La présence de cet ampli relie matériellement les séances à l’histoire récente qui accompagne le groupe, alors même que Hole cherche une autre manière de présenter ses chansons. Ce contraste se retrouve jusque dans la pochette : le groupe y apparaît dans une mise en scène hollywoodienne et lumineuse, conçue autour de la célébrité et du vernis de la culture pop.
« Celebrity Skin », une vitrine conçue pour les radios
La chanson qui donne son nom à l’album concentre plusieurs décisions essentielles du projet. Écrite par Courtney Love, Eric Erlandson et Billy Corgan, « Celebrity Skin » adopte une structure directe et des paroles consacrées à la superficialité de la célébrité hollywoodienne. Le morceau est pensé dès l’origine comme une vitrine radiophonique.
Cette fonction se confirme au moment de la publication. Le 8 septembre 1998, Hole lance simultanément l’album Celebrity Skin et son single-titre, avec l’objectif de soutenir le disque sur les radios rock américaines. Le morceau atteint ensuite la première place du classement Billboard Modern Rock Tracks et passe 26 semaines dans ce classement, devenant le plus grand succès radiophonique du groupe sur ce format.
Le titre de l’album ne se limite donc pas à reprendre celui d’une chanson. Il relie le sujet du morceau, l’image hollywoodienne de la pochette et la stratégie de lancement choisie pour la sortie. Le vernis de la célébrité devient à la fois un thème d’écriture et le cadre visuel du disque.
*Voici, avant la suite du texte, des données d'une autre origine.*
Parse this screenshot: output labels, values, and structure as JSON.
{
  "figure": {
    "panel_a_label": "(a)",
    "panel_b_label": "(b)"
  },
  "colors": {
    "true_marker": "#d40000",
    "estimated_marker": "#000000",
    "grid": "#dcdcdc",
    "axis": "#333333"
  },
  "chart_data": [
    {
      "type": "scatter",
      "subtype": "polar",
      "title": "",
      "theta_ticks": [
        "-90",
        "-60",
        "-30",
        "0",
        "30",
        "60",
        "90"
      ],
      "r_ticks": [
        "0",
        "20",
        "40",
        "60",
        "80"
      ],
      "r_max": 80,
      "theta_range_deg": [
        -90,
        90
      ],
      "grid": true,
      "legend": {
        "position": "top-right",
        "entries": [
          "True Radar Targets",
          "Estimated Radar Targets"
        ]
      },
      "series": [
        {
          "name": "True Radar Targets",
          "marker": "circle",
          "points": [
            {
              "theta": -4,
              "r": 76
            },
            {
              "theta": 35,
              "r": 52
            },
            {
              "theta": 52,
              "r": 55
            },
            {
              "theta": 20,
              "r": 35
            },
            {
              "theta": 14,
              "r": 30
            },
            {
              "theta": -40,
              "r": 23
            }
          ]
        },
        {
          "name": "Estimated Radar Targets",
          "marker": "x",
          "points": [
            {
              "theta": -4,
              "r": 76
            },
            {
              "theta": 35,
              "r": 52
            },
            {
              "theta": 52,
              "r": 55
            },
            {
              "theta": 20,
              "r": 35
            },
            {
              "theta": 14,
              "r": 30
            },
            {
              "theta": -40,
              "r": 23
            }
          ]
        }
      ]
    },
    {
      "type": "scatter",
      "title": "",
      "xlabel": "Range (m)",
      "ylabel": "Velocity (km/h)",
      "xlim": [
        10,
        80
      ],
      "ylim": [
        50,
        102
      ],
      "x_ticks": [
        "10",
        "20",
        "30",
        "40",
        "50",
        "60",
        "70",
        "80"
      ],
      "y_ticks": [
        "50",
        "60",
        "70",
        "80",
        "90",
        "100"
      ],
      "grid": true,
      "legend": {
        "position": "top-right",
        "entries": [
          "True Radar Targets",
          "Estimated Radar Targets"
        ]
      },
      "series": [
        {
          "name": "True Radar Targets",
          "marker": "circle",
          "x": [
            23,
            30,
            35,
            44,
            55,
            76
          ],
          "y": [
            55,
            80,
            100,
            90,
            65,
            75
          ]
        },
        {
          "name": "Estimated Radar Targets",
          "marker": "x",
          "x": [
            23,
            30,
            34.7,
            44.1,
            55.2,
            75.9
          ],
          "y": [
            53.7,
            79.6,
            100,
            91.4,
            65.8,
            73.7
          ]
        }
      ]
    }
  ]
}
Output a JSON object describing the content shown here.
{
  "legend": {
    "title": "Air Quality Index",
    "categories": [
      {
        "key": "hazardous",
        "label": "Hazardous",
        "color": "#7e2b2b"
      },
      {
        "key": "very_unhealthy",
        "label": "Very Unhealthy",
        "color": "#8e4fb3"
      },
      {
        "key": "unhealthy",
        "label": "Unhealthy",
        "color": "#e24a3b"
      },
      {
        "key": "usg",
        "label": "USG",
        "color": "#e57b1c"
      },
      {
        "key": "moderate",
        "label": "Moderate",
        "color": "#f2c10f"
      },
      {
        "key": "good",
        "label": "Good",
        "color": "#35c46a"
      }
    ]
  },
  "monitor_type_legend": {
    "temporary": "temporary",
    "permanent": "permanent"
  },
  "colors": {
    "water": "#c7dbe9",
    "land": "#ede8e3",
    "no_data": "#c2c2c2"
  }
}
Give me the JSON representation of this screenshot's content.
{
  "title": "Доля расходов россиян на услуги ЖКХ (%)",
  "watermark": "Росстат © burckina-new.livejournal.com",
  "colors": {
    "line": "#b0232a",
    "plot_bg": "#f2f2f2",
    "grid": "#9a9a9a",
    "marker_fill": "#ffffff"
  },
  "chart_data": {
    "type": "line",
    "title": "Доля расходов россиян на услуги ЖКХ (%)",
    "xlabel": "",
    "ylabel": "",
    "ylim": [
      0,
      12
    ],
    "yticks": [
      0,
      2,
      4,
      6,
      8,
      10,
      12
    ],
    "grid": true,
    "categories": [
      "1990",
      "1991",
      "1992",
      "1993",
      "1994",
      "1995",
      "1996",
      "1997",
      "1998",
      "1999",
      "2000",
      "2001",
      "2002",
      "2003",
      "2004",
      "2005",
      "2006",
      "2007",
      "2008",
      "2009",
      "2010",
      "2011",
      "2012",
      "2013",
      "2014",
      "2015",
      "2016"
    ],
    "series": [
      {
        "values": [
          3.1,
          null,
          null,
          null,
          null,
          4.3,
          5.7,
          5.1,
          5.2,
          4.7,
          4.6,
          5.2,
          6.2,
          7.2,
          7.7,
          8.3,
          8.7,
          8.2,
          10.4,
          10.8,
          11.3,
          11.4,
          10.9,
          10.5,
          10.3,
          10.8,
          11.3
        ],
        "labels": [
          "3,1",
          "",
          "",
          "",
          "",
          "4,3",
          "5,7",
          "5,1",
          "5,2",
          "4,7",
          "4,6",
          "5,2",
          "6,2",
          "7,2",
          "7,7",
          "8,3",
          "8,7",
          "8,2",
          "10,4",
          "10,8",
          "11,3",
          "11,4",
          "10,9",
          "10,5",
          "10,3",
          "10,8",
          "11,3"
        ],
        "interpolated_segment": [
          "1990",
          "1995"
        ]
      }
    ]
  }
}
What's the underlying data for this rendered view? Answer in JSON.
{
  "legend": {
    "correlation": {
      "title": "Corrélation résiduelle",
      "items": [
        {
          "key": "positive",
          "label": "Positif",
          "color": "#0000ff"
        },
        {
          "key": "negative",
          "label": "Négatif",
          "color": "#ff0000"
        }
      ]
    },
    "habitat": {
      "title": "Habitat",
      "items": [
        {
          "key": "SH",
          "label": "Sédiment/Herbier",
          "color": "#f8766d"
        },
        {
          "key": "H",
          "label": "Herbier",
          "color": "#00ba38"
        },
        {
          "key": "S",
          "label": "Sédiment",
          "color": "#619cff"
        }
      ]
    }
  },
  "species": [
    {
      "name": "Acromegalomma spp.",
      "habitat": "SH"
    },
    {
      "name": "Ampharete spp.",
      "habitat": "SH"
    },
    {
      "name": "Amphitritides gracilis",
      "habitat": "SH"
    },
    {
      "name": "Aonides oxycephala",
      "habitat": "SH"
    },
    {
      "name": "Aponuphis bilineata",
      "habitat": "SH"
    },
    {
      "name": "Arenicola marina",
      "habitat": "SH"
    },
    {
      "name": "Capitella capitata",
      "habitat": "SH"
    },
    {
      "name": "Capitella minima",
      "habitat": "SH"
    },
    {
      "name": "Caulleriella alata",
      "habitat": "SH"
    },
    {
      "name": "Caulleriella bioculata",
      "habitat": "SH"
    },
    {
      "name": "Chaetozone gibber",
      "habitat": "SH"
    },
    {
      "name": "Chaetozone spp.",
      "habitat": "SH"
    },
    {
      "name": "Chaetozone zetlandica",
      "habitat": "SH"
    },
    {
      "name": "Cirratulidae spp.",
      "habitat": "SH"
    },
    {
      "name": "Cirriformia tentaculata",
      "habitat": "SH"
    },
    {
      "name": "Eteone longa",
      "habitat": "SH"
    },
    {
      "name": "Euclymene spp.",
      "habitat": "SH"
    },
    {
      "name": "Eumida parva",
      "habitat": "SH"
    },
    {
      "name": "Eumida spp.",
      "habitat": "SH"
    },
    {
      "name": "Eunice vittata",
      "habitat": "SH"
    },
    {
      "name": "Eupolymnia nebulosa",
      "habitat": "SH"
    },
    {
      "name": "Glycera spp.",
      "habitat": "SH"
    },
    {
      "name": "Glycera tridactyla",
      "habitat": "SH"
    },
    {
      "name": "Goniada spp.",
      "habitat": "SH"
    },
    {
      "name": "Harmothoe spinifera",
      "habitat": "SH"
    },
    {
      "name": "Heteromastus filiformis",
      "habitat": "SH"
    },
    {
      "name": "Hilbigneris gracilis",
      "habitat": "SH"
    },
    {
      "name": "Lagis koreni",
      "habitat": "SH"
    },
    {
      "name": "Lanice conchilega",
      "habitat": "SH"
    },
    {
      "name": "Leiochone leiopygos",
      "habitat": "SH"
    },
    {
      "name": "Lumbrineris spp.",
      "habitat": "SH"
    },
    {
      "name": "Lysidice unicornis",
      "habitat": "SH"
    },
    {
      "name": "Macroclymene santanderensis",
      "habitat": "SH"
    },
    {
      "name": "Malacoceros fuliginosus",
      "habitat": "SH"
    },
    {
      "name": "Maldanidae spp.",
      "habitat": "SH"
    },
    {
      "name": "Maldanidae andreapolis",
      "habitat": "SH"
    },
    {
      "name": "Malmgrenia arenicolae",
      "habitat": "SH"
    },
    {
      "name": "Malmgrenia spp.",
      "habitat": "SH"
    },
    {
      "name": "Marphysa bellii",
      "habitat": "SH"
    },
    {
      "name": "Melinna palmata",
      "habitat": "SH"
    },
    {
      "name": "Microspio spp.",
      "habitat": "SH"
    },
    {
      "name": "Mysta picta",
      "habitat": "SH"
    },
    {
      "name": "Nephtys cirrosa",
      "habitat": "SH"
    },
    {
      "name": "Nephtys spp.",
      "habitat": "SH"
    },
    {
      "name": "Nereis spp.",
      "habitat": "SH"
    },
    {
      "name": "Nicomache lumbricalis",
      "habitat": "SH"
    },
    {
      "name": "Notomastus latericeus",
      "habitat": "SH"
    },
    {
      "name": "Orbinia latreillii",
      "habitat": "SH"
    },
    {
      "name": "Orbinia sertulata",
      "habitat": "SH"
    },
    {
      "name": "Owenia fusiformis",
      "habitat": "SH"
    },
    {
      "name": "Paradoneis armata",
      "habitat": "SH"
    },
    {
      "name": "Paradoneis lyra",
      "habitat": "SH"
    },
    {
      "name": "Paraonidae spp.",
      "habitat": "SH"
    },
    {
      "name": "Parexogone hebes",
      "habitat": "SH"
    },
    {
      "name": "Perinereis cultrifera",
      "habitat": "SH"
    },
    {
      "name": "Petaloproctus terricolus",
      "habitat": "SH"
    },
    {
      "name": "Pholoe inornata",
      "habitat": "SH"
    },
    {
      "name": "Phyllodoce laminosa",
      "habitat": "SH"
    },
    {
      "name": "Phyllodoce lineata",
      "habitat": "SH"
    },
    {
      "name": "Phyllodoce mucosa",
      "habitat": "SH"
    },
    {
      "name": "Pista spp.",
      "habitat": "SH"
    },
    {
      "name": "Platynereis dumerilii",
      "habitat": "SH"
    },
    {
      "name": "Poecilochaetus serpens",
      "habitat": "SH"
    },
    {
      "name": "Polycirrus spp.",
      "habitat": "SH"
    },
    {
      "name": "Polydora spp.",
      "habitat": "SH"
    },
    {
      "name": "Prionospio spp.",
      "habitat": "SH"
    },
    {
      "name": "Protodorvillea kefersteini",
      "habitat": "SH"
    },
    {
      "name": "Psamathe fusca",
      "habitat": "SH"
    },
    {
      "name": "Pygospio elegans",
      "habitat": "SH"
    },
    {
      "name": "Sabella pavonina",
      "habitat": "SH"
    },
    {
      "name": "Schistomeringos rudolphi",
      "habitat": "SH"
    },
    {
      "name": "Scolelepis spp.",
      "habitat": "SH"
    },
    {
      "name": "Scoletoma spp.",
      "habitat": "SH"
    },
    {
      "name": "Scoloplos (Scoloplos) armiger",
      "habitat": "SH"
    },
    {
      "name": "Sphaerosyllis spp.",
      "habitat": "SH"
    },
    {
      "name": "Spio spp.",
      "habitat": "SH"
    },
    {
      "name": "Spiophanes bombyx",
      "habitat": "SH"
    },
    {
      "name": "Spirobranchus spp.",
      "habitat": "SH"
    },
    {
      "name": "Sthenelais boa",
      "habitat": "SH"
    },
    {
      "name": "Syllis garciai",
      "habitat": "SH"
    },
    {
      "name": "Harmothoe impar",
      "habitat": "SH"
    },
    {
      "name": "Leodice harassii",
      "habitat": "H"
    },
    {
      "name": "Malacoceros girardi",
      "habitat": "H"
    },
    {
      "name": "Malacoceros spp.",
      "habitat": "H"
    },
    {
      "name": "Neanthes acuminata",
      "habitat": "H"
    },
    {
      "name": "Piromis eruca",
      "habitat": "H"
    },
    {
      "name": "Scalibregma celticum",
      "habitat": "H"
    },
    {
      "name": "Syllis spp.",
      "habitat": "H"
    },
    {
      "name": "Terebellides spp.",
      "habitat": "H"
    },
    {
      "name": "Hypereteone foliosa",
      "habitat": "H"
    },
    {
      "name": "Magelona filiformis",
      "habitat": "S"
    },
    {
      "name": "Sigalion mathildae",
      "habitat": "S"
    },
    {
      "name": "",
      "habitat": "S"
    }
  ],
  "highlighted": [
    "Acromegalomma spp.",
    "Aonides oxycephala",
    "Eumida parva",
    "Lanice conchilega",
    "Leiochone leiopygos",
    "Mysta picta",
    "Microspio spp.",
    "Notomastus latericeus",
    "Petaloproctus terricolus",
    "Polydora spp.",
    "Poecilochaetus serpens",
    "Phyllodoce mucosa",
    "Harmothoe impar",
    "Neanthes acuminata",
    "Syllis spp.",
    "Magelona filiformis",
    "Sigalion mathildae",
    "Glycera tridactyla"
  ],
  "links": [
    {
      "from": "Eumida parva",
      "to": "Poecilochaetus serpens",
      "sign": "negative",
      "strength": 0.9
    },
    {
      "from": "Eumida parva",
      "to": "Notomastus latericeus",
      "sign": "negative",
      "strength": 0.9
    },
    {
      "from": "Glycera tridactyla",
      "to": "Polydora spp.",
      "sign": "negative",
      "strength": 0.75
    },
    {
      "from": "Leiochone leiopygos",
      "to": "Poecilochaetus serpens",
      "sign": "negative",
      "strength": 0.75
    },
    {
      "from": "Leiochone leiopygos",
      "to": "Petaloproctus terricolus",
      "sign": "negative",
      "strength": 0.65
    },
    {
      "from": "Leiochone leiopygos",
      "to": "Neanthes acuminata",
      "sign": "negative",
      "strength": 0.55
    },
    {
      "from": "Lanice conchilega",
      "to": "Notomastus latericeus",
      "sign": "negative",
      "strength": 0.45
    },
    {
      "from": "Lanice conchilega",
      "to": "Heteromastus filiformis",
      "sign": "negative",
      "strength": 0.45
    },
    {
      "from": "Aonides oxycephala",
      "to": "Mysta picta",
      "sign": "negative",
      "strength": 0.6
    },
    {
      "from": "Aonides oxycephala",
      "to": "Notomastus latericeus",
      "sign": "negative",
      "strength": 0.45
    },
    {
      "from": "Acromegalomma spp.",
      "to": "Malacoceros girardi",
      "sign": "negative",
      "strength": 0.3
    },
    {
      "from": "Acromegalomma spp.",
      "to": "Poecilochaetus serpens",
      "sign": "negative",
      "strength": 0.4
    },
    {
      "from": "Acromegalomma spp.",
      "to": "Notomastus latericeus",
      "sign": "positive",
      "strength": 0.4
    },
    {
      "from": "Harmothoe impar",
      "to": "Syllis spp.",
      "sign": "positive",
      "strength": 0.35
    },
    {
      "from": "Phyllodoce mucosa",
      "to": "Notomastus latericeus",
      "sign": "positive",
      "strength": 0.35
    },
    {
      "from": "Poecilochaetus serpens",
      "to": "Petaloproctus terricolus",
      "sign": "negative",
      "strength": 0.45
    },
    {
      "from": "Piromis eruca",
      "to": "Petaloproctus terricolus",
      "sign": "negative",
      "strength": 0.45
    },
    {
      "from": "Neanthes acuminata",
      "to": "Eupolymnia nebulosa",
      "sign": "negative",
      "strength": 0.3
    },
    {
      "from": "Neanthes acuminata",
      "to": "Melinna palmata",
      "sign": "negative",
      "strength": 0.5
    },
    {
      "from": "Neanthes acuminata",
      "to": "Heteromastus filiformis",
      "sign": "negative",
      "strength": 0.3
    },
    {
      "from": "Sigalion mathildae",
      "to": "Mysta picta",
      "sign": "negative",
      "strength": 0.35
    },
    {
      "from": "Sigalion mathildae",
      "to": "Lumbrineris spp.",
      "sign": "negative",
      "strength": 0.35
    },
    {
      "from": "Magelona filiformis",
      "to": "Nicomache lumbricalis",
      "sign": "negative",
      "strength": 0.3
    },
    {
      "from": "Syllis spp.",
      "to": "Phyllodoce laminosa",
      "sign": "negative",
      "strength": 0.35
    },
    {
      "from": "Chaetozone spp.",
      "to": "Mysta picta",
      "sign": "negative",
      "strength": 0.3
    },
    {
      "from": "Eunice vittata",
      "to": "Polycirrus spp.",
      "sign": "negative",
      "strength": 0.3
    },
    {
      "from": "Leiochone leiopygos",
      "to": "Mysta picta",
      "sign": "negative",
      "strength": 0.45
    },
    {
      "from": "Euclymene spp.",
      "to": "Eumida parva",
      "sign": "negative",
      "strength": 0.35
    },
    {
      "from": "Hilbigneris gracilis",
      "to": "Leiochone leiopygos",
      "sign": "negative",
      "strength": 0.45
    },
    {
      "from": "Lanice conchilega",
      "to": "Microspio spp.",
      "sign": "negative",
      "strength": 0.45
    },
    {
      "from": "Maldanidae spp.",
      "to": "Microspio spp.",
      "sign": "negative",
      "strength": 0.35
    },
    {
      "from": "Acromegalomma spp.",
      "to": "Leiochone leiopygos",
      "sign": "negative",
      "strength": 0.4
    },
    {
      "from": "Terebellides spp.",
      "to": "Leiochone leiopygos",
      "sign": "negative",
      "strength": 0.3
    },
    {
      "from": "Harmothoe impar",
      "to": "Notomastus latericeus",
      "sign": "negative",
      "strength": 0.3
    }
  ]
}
« Malibu », de Stevie Nicks aux souvenirs de Courtney Love
Le deuxième single possède une genèse différente. « Malibu » est également composé par Courtney Love, Eric Erlandson et Billy Corgan, mais Love en écrit seule les paroles. La chanson est d’abord imaginée pour Stevie Nicks avant que la chanteuse ne décide de la conserver pour Hole.
Son texte puise dans des souvenirs plus anciens. Courtney Love s’inspire de sa relation avec son premier petit ami, Jeff Mann, avec qui elle a vécu dans une caravane à Malibu au cours des années 1980. Le morceau a également été décrit comme opposant la violence associée à Hollywood à Malibu envisagée comme un lieu de convalescence et d’équilibre, notamment pour des personnes confrontées aux drogues ou à des difficultés psychologiques.
Avec « Malibu », la collaboration entre Love, Erlandson et Corgan débouche ainsi sur une chanson qui mêle écriture collective et mémoire personnelle. Son parcours, d’un morceau destiné à une autre interprète à un single de Hole, illustre la manière dont le projet s’est précisé au fil de sa fabrication.
Une méthode exigeante confirmée par les résultats
Quelques mois après sa sortie, Celebrity Skin est certifié disque de platine aux États-Unis. Ce résultat et le classement du single-titre donnent une mesure concrète de la portée commerciale obtenue par ce disque conçu pour mieux mettre en avant mélodies, refrains et diffusion radiophonique.
Vingt-huit ans après sa publication, l’histoire de Celebrity Skin reste d’abord celle d’une transformation très encadrée. Hole ne s’est pas contenté d’adopter une production différente : le groupe a ouvert son écriture à Billy Corgan, choisi Michael Beinhorn après avoir considéré d’autres collaborateurs et accepté un travail de studio long, réparti entre Los Angeles et Londres.
L’éclat recherché par Courtney Love est ainsi né d’un processus beaucoup moins lisse que le résultat final. Derrière la pochette lumineuse, les refrains mis en avant et le lancement coordonné du 8 septembre 1998 se trouvent neuf mois de reprises, de décisions et de tensions. C’est cette fabrication méthodique que l’anniversaire de Celebrity Skin remet aujourd’hui au premier plan.